But that was before BP CEO Tony Hayward said the spill was "relatively tiny" compared to the "very big ocean" and that they had finally got some kind of partial stopgap measure on the leak to stop it from dumping all that oil into the water. So... all better now. Which is why our elected betters can finally start dealing with the important matters: like making sure the oil industry doesn't have to pay for cleaning up all that oil they spilled.
Even in a Washington as dominated by corporate money as today's, it's not often that you see a lawmaker side with financial backers over the public interest as brazenly as Alaska's senior senator did yesterday.Ah yes, the old "It'll hurt small business" gambit. I think every law that had to do with any kind of business anywhere in the last hundred years has been attacked as "hurting small business." What a coincidence.
In the wake of last month's catastrophic Gulf Coast oil spill, Sen. Lisa Murkowski blocked a bill that would have raised the maximum liability for oil companies after a spill from a paltry $75 million to $10 billion. The Republican lawmaker said the bill, introduced by Sen. Robert Menendez (D-NJ), would have unfairly hurt smaller oil companies by raising the costs of oil production. The legislation is "not where we need to be right now" she said.
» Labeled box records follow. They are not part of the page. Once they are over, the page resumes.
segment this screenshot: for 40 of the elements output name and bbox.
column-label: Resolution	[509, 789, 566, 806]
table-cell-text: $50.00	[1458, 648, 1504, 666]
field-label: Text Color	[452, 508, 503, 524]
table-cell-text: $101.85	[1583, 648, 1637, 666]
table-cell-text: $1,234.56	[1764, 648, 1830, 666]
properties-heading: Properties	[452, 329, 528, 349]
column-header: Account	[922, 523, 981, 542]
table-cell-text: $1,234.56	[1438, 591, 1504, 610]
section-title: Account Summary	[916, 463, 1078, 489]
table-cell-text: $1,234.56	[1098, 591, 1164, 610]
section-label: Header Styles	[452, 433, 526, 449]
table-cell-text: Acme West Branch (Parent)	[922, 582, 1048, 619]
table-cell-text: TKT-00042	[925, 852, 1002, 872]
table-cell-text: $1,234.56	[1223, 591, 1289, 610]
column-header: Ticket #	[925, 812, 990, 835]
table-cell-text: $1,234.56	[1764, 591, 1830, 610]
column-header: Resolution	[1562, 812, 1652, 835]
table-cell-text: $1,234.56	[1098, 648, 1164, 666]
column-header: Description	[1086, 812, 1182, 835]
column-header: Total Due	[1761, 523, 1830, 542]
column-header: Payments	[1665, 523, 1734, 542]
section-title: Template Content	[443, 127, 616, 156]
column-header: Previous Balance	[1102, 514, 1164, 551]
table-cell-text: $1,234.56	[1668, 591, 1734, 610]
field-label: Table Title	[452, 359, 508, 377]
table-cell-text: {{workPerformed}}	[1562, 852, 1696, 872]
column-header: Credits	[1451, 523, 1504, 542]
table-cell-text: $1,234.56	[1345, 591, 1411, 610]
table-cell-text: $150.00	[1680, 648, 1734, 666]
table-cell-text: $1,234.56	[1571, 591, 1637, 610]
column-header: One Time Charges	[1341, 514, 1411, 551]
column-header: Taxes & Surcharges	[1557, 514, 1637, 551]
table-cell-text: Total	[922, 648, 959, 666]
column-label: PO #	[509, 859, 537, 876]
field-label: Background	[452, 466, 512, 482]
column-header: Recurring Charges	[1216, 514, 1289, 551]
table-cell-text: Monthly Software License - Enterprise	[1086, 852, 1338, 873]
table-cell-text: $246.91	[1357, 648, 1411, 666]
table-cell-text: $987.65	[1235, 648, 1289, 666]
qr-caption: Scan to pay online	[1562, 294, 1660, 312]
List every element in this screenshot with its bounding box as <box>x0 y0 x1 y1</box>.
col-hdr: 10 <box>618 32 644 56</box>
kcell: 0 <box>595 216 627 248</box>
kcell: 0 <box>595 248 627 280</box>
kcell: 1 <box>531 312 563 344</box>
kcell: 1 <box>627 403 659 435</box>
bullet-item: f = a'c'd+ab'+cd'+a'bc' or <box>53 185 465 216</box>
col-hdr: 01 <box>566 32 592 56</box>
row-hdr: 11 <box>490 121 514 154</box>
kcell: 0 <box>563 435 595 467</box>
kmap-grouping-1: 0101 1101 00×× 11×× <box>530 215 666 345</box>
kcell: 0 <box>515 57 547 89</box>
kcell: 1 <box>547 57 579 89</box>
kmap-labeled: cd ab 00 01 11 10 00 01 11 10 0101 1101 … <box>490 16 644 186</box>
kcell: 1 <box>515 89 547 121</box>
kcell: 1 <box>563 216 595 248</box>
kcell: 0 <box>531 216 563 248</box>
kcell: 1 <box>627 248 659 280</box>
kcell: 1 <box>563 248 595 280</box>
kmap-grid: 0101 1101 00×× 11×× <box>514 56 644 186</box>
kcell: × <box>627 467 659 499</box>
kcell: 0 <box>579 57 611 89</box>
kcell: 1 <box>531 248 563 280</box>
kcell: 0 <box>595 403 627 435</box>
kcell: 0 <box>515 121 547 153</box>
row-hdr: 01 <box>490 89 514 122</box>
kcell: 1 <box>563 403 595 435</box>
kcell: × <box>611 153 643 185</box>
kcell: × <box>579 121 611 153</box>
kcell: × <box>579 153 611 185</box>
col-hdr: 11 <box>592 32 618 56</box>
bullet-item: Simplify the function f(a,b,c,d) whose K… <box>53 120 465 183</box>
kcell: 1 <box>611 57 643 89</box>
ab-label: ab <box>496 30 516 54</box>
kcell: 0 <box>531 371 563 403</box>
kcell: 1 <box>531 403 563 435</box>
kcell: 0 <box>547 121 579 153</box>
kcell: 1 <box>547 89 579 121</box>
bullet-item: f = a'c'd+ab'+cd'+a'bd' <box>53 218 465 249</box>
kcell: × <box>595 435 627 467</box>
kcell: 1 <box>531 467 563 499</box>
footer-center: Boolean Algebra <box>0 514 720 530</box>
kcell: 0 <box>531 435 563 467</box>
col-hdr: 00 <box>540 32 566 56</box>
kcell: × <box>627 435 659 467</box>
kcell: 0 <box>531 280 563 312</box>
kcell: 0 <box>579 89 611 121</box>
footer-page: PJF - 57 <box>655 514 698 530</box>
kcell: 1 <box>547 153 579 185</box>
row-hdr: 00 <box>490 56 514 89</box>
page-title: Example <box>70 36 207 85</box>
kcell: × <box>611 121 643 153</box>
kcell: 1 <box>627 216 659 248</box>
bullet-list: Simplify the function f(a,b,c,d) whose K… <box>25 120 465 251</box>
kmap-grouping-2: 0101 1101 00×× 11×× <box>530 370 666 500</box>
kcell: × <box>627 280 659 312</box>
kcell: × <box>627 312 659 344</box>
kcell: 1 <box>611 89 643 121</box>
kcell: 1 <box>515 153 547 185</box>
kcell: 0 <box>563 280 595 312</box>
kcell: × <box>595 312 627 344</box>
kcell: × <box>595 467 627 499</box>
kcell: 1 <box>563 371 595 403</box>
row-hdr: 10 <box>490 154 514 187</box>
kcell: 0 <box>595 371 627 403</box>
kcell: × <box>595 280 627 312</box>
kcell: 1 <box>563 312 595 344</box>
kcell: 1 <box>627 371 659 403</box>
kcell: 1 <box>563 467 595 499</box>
Murkowski's move came just hours after Washington's top oil lobby, the American Petroleum Institute (API) expressed vociferous opposition to raising the cap.
Thankfully Murkowski was there to tell us that this wasn't the time to be talking about an issue like raising liability caps on offshore drilling. No, we need not discuss liability for giant offshore drilling accidents right in the middle of a giant offshore drilling accident. That just doesn't make sense.
So, dear readers, in case you were wondering if there was a limit to which fat stacks of corporate cash and subservience to your corporate masters could ever be overridden by common sense, large scale disasters, or a basic sense of shame; no there isn't. Not even during the height of a crisis, knowing that media attention will be on you. Can you blame her? How else is she going to earn that high paying lobbying job for the API two seconds after she retires? Not by employing any shred of integrity during a Senate career, that's for sure.